Breitling Aims for Younger Audience
Too many luxury brands have discovered the hard way that they can’t count on aging customers to be around forever so the smart ones learn how to evolve in order to survive. Breitling is trying out a fresh look for its new stores but sticking to the same standards of craftsmanship that have shaped its heritage as a maker of fine watches.
For the new Breitling boutique in the Philippines, the darker, more conservative look of the brand’s old stores has given away to a colorful new style with lighter woods, splashes of bright colors and huge pop art paintings by America artist Kevin T. Kelly.

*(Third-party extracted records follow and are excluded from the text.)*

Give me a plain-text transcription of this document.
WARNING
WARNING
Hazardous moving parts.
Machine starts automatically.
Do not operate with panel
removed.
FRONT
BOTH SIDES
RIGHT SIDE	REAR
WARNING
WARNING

The logic behind the updated design was explained by Alexander Melchers, GM of Breitling’s exclusive distributor for Southeast Asia: “Breitling has always incorporated the color yellow in its interiors. What’s new is the use of beautiful, light-colored wood, which brightens up everything.”
Melchers also pointed out that Breitling’s ties to aviation inspired the design of the new boutique. “Breitling first became famous for making clocks for airplanes,” he said. “Ever since, there has been an exacting demand on production to make each hand-crafted timepiece perfect. Even after the company slowly moved into handheld devices and later on wristwatches, this tradition of perfection remains.”

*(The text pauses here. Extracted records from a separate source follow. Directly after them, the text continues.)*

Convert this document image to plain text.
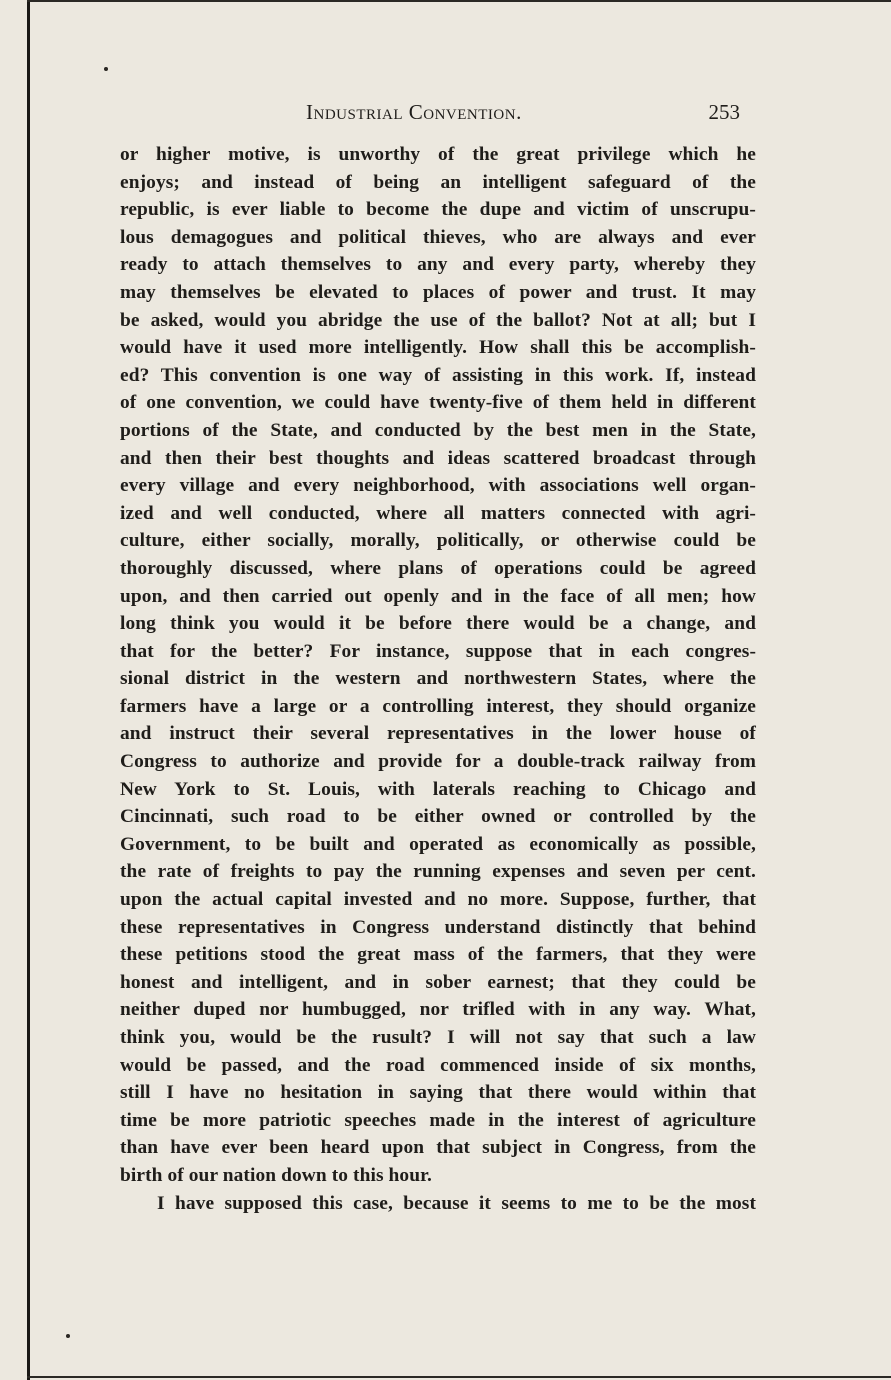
Industrial Convention.	253
or higher motive, is unworthy of the great privilege which he
enjoys; and instead of being an intelligent safeguard of the
republic, is ever liable to become the dupe and victim of unscrupu-
lous demagogues and political thieves, who are always and ever
ready to attach themselves to any and every party, whereby they
may themselves be elevated to places of power and trust. It may
be asked, would you abridge the use of the ballot? Not at all; but I
would have it used more intelligently. How shall this be accomplish-
ed? This convention is one way of assisting in this work. If, instead
of one convention, we could have twenty-five of them held in different
portions of the State, and conducted by the best men in the State,
and then their best thoughts and ideas scattered broadcast through
every village and every neighborhood, with associations well organ-
ized and well conducted, where all matters connected with agri-
culture, either socially, morally, politically, or otherwise could be
thoroughly discussed, where plans of operations could be agreed
upon, and then carried out openly and in the face of all men; how
long think you would it be before there would be a change, and
that for the better? For instance, suppose that in each congres-
sional district in the western and northwestern States, where the
farmers have a large or a controlling interest, they should organize
and instruct their several representatives in the lower house of
Congress to authorize and provide for a double-track railway from
New York to St. Louis, with laterals reaching to Chicago and
Cincinnati, such road to be either owned or controlled by the
Government, to be built and operated as economically as possible,
the rate of freights to pay the running expenses and seven per cent.
upon the actual capital invested and no more. Suppose, further, that
these representatives in Congress understand distinctly that behind
these petitions stood the great mass of the farmers, that they were
honest and intelligent, and in sober earnest; that they could be
neither duped nor humbugged, nor trifled with in any way. What,
think you, would be the rusult? I will not say that such a law
would be passed, and the road commenced inside of six months,
still I have no hesitation in saying that there would within that
time be more patriotic speeches made in the interest of agriculture
than have ever been heard upon that subject in Congress, from the
birth of our nation down to this hour.
I have supposed this case, because it seems to me to be the most
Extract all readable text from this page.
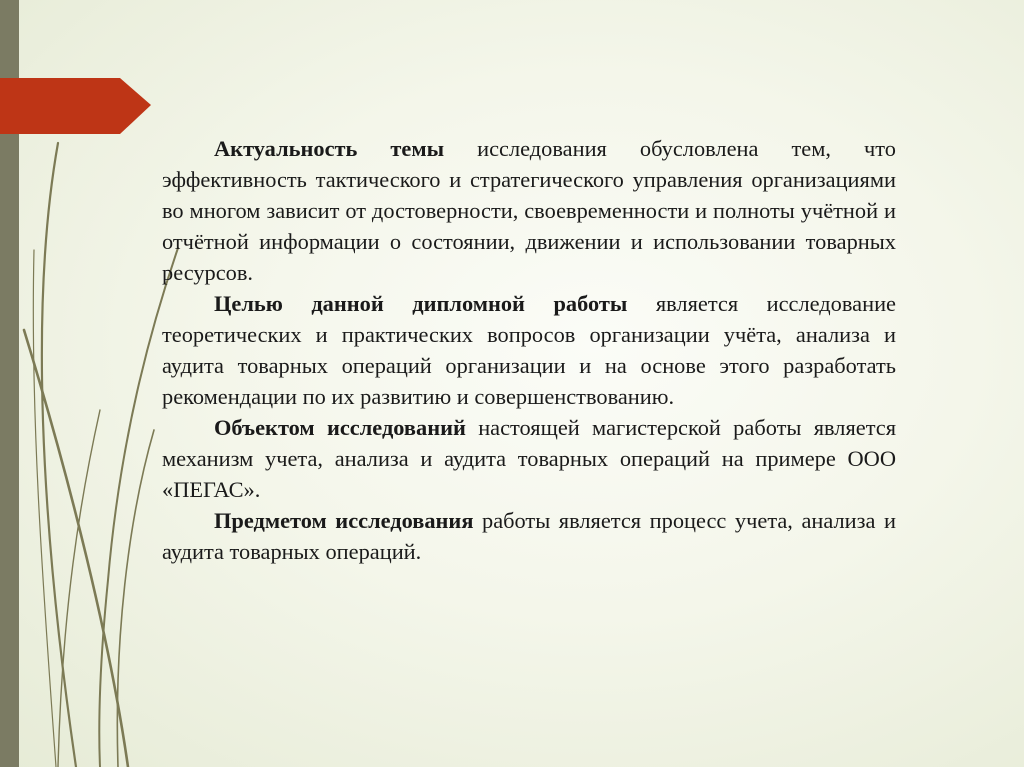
Актуальность темы исследования обусловлена тем, что эффективность тактического и стратегического управления организациями во многом зависит от достоверности, своевременности и полноты учётной и отчётной информации о состоянии, движении и использовании товарных ресурсов.

Целью данной дипломной работы является исследование теоретических и практических вопросов организации учёта, анализа и аудита товарных операций организации и на основе этого разработать рекомендации по их развитию и совершенствованию.

Объектом исследований настоящей магистерской работы является механизм учета, анализа и аудита товарных операций на примере ООО «ПЕГАС».

Предметом исследования работы является процесс учета, анализа и аудита товарных операций.
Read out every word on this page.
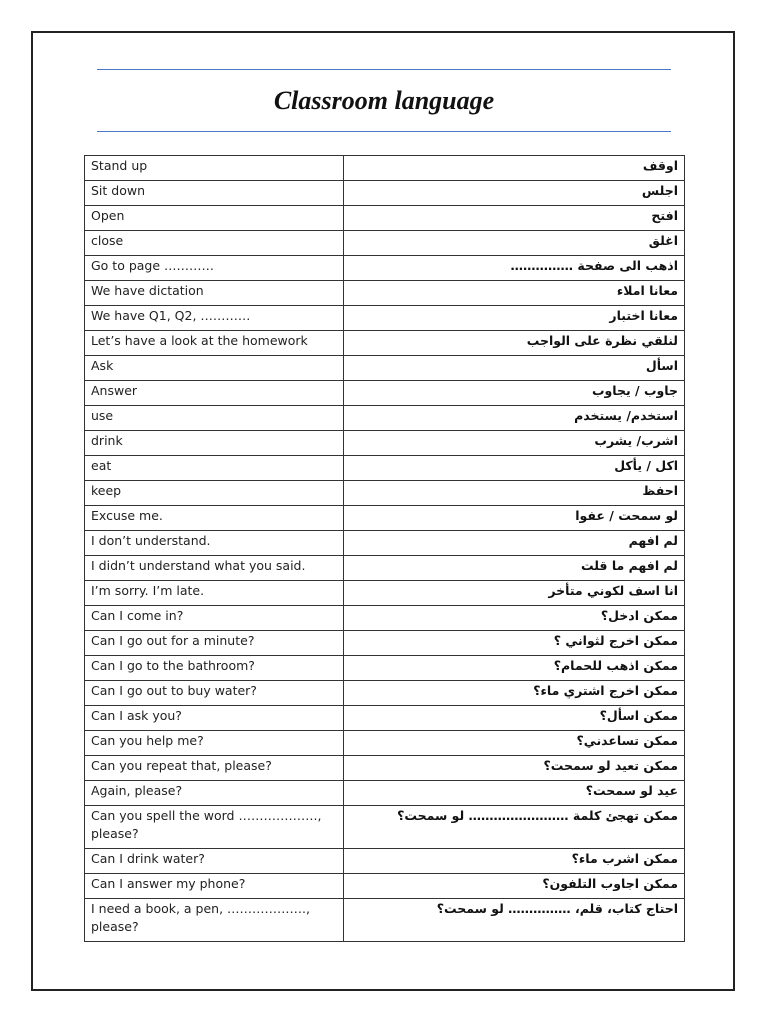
Classroom language
Stand up	اوقف
Sit down	اجلس
Open	افتح
close	اغلق
Go to page …………	اذهب الى صفحة ……………
We have dictation	معانا املاء
We have Q1, Q2, …………	معانا اختبار
Let’s have a look at the homework	لنلقي نظرة على الواجب
Ask	اسأل
Answer	جاوب / يجاوب
use	استخدم/ يستخدم
drink	اشرب/ يشرب
eat	اكل / يأكل
keep	احفظ
Excuse me.	لو سمحت / عفوا
I don’t understand.	لم افهم
I didn’t understand what you said.	لم افهم ما قلت
I’m sorry. I’m late.	انا اسف لكوني متأخر
Can I come in?	ممكن ادخل؟
Can I go out for a minute?	ممكن اخرج لثواني ؟
Can I go to the bathroom?	ممكن اذهب للحمام؟
Can I go out to buy water?	ممكن اخرج اشتري ماء؟
Can I ask you?	ممكن اسأل؟
Can you help me?	ممكن تساعدني؟
Can you repeat that, please?	ممكن تعيد لو سمحت؟
Again, please?	عيد لو سمحت؟
Can you spell the word ………………., please?	ممكن تهجئ كلمة …………………… لو سمحت؟
Can I drink water?	ممكن اشرب ماء؟
Can I answer my phone?	ممكن اجاوب التلفون؟
I need a book, a pen, ………………., please?	احتاج كتاب، قلم، …………… لو سمحت؟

One thing that does not require modernizing is the Breitling devotion to quality, which is shown by the fact that each watch made and sold by the company is certified by the Geneva Chronometry board.
“From a production and quality-control point of view, that requires huge effort and no room for mistakes,” Melchers stated. “While others could claim that their watches are also certified, they take the ones that didn’t get certification, refinish them and sell them somewhere else as uncertified watches. We don’t do that at Breitling because we don’t stop until we get it right.”